L’attachement mental à la notion d’âme répond à des besoins psychiques très primitifs. À première vue, l’analogie cartésienne, entre machine et être vivant, peut sembler plus raisonnable, par sa formulation d’allure plus moderne. Pourtant, il devrait sauter à l’œil, même du plus myope, que c’est encore un non-sens.

Un organe, un organisme, doivent fonctionner, activement, une bonne moitié de leur temps, rien que pour conserver leur intégrité et rester opérationnels. Ce faisant, ils ne s’usent pas, au contraire ils se maintiennent, voire se développent. Le cœur doit travailler sans cesse… pour ne pas se scléroser à ne rien faire ! Tandis qu’une machine, si l’on procède de même avec elle, on ne fait que l’user : certes, elle doit être utilisée un peu, régulièrement, afin de la faire mieux durer, mais, généralement, pas plus de la moitié du temps !

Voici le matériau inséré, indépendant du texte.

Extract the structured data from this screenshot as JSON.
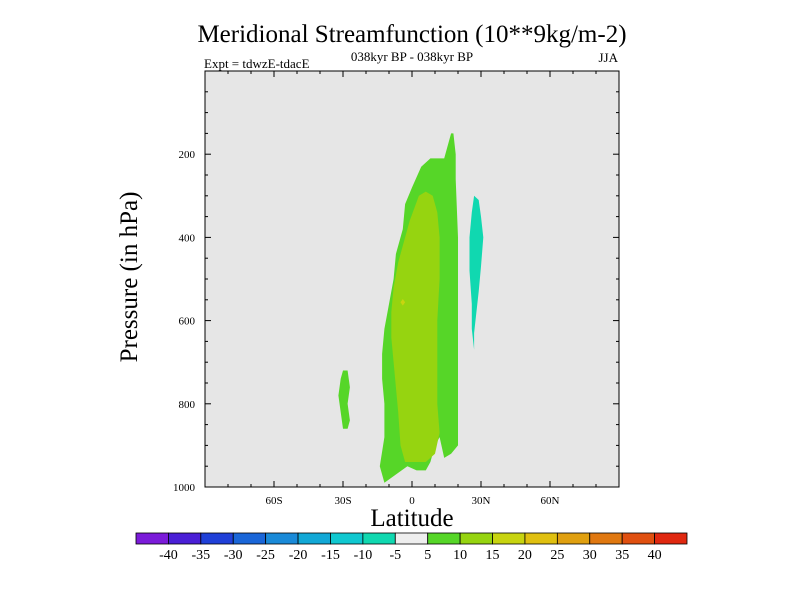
{
  "chart_data": {
    "type": "contour",
    "title": "Meridional Streamfunction (10**9kg/m-2)",
    "subtitle": "038kyr BP - 038kyr BP",
    "left_label": "Expt = tdwzE-tdacE",
    "right_label": "JJA",
    "xlabel": "Latitude",
    "ylabel": "Pressure (in hPa)",
    "xlim": [
      -90,
      90
    ],
    "ylim": [
      1000,
      0
    ],
    "x_ticks": [
      {
        "value": -60,
        "label": "60S"
      },
      {
        "value": -30,
        "label": "30S"
      },
      {
        "value": 0,
        "label": "0"
      },
      {
        "value": 30,
        "label": "30N"
      },
      {
        "value": 60,
        "label": "60N"
      }
    ],
    "y_ticks": [
      {
        "value": 200,
        "label": "200"
      },
      {
        "value": 400,
        "label": "400"
      },
      {
        "value": 600,
        "label": "600"
      },
      {
        "value": 800,
        "label": "800"
      },
      {
        "value": 1000,
        "label": "1000"
      }
    ],
    "background_color": "#e6e6e6",
    "colorbar": {
      "levels": [
        -40,
        -35,
        -30,
        -25,
        -20,
        -15,
        -10,
        -5,
        5,
        10,
        15,
        20,
        25,
        30,
        35,
        40
      ],
      "colors": [
        "#7b1bd9",
        "#4a1fd6",
        "#2040d8",
        "#1a66d8",
        "#1a8ad8",
        "#12a8d6",
        "#10c8d0",
        "#10d8b0",
        "#eeeeee",
        "#56d628",
        "#96d410",
        "#c8d410",
        "#e0c010",
        "#e0a010",
        "#e07810",
        "#e05010",
        "#e02810"
      ]
    },
    "regions": [
      {
        "name": "positive 5-10 central tongue",
        "level": 5,
        "color": "#56d628",
        "points": [
          [
            -12,
            990
          ],
          [
            -14,
            950
          ],
          [
            -12,
            880
          ],
          [
            -12,
            800
          ],
          [
            -13,
            740
          ],
          [
            -13,
            680
          ],
          [
            -12,
            620
          ],
          [
            -10,
            560
          ],
          [
            -8,
            500
          ],
          [
            -7,
            440
          ],
          [
            -4,
            380
          ],
          [
            -3,
            320
          ],
          [
            0,
            280
          ],
          [
            4,
            230
          ],
          [
            8,
            210
          ],
          [
            14,
            210
          ],
          [
            17,
            150
          ],
          [
            18,
            150
          ],
          [
            19,
            200
          ],
          [
            19,
            260
          ],
          [
            20,
            400
          ],
          [
            20,
            600
          ],
          [
            20,
            800
          ],
          [
            20,
            900
          ],
          [
            17,
            920
          ],
          [
            14,
            930
          ],
          [
            12,
            880
          ],
          [
            10,
            900
          ],
          [
            8,
            940
          ],
          [
            6,
            960
          ],
          [
            2,
            960
          ],
          [
            -2,
            950
          ]
        ]
      },
      {
        "name": "positive 5-10 southern blob",
        "level": 5,
        "color": "#56d628",
        "points": [
          [
            -28,
            720
          ],
          [
            -27,
            760
          ],
          [
            -28,
            800
          ],
          [
            -27,
            840
          ],
          [
            -28,
            860
          ],
          [
            -30,
            860
          ],
          [
            -31,
            820
          ],
          [
            -32,
            780
          ],
          [
            -31,
            740
          ],
          [
            -30,
            720
          ]
        ]
      },
      {
        "name": "positive 10-15 core",
        "level": 10,
        "color": "#96d410",
        "points": [
          [
            -3,
            940
          ],
          [
            -5,
            900
          ],
          [
            -6,
            820
          ],
          [
            -7,
            760
          ],
          [
            -8,
            700
          ],
          [
            -9,
            640
          ],
          [
            -9,
            580
          ],
          [
            -8,
            520
          ],
          [
            -6,
            460
          ],
          [
            -3,
            400
          ],
          [
            -1,
            360
          ],
          [
            3,
            300
          ],
          [
            6,
            290
          ],
          [
            9,
            300
          ],
          [
            11,
            340
          ],
          [
            12,
            400
          ],
          [
            12,
            500
          ],
          [
            11,
            600
          ],
          [
            11,
            700
          ],
          [
            11,
            800
          ],
          [
            12,
            870
          ],
          [
            10,
            920
          ],
          [
            6,
            940
          ],
          [
            2,
            940
          ]
        ]
      },
      {
        "name": "positive 15 speck",
        "level": 15,
        "color": "#c8d410",
        "points": [
          [
            -4,
            548
          ],
          [
            -3,
            556
          ],
          [
            -4,
            564
          ],
          [
            -5,
            556
          ]
        ]
      },
      {
        "name": "negative -5 to -10 northern band",
        "level": -5,
        "color": "#10d8b0",
        "points": [
          [
            27,
            300
          ],
          [
            29,
            310
          ],
          [
            30,
            350
          ],
          [
            31,
            400
          ],
          [
            30,
            470
          ],
          [
            29,
            530
          ],
          [
            28,
            580
          ],
          [
            27,
            630
          ],
          [
            27,
            670
          ],
          [
            26,
            620
          ],
          [
            26,
            560
          ],
          [
            25,
            480
          ],
          [
            25,
            400
          ],
          [
            26,
            340
          ]
        ]
      }
    ]
  }
}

Cette simple observation de bon sens s’avère profonde, car elle permet de pressentir une des différences fondamentales entre une machine et un système vivant : outre sa plasticité structurelle, absente de la machine, une caractéristique essentielle du second est qu’il se nourrit en métabolisant, ce qui lui permet de générer l’énergie biochimique nécessaire à son fonctionnement, mais aussi de renouveler, sans cesse, les molécules de ses cellules biologiques. Ce n’est pas le cas de la machine : l’essence ou l’électricité qu’on lui fournit ne sont que des sources d’énergie, elles ne se trouvent pas intégrées dans sa matière même.

[1] Cf. « Dérive antipodale des mots : cartésien », texte no 111 de Pensées pour une saison – Printemps.